The government of the Central African Republic says it is ready for all-inclusive national dialogue, after an overall peace accord was signed with leaders of two major rebel groups. VOA's Nico Colombant reports from our regional bureau in Dakar.

CAR Minister of Communications Cyriaque Gonda says a repeatedly delayed national dialogue with representatives of all rebel, political and civil society groups is now well on its way to being realized.

He also says the latest peace accord, which takes up previously signed agreements which were never implemented, should give amnesty to rebels.  

Human rights groups have also condemned government security forces for acts of rape, torture and looting in the volatile and poorly-nourished northern regions of CAR, where rebels, armed bandits and soldiers have run roughshod in recent years.
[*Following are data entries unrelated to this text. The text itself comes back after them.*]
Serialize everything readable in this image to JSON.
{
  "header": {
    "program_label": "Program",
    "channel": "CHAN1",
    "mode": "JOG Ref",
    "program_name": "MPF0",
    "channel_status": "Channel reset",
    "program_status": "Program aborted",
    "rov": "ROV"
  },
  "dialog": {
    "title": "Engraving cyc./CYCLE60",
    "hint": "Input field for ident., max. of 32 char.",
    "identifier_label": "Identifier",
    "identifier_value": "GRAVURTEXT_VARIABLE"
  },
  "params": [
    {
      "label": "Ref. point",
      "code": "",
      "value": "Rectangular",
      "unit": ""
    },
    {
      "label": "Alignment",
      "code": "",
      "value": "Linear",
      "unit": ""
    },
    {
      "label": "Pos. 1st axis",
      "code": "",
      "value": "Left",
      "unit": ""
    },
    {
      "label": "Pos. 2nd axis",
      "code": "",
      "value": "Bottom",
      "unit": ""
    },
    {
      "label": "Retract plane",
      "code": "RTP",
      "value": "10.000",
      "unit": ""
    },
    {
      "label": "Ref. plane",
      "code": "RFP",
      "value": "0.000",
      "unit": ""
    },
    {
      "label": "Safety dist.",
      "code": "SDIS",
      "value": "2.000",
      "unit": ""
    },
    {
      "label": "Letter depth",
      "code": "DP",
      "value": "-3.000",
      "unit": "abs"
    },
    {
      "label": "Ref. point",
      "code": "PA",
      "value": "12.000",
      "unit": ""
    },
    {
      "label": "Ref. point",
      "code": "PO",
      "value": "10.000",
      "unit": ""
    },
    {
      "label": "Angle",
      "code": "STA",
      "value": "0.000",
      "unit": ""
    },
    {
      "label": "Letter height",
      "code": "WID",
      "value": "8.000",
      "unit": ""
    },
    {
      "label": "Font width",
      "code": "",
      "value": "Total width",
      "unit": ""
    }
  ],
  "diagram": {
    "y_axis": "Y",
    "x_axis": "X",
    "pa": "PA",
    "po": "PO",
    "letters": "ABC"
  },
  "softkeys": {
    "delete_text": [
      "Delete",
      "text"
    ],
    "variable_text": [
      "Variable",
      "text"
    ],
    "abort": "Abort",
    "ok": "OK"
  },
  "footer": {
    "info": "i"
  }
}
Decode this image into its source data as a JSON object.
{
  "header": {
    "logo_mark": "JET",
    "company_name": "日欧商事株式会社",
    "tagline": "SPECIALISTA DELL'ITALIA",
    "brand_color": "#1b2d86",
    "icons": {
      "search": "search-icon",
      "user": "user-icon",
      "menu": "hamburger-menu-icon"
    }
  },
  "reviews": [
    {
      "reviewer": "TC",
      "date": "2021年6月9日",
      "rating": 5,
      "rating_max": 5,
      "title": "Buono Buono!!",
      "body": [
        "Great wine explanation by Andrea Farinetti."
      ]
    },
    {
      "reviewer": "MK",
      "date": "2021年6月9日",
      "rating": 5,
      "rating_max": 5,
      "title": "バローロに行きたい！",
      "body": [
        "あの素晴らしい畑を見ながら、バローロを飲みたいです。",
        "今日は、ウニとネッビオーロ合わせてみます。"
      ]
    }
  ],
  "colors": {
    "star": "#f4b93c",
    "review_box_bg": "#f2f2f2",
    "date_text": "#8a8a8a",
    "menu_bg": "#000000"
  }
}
The deal also calls for demobilization, disarmament and reintegration of fighters into civilian life, as well as monitoring of the deal by African and European officials.

The peace deal was signed Saturday in Libreville, in front of CAR President, former coup leader and 2005 election winner, Francois Bozize, and Africa's longest ruling head of state, Gabon's Omar Bongo Ondimba.

Former CAR defense minister and leader of the rebel Popular Army for the Restoration of Democracy, Jean-Jacques Demafouth, called the deal a necessary step but said applying agreements, including amnesty, will be another matter.

Zacharie Adama, the leader of the Union of Democratic Forces Coalition, also signed.

A third rebel leader, Abdoulaye Miskine, was not present, but some of his associates were. They said he had been held up in Libya where he is right now because of logistical problems.  

European peacekeepers have recently started deploying in the troubled region of northern CAR, which borders Chad and Sudan. Their goal is to protect camps of hundreds of thousands of refugees and displaced people from conflicts in all three countries. The peacekeepers are also in eastern Chad, where fighting erupted again earlier this month, but not in Sudan's warring Darfur region, where a hybrid U.N-African Union force has been slow to expand.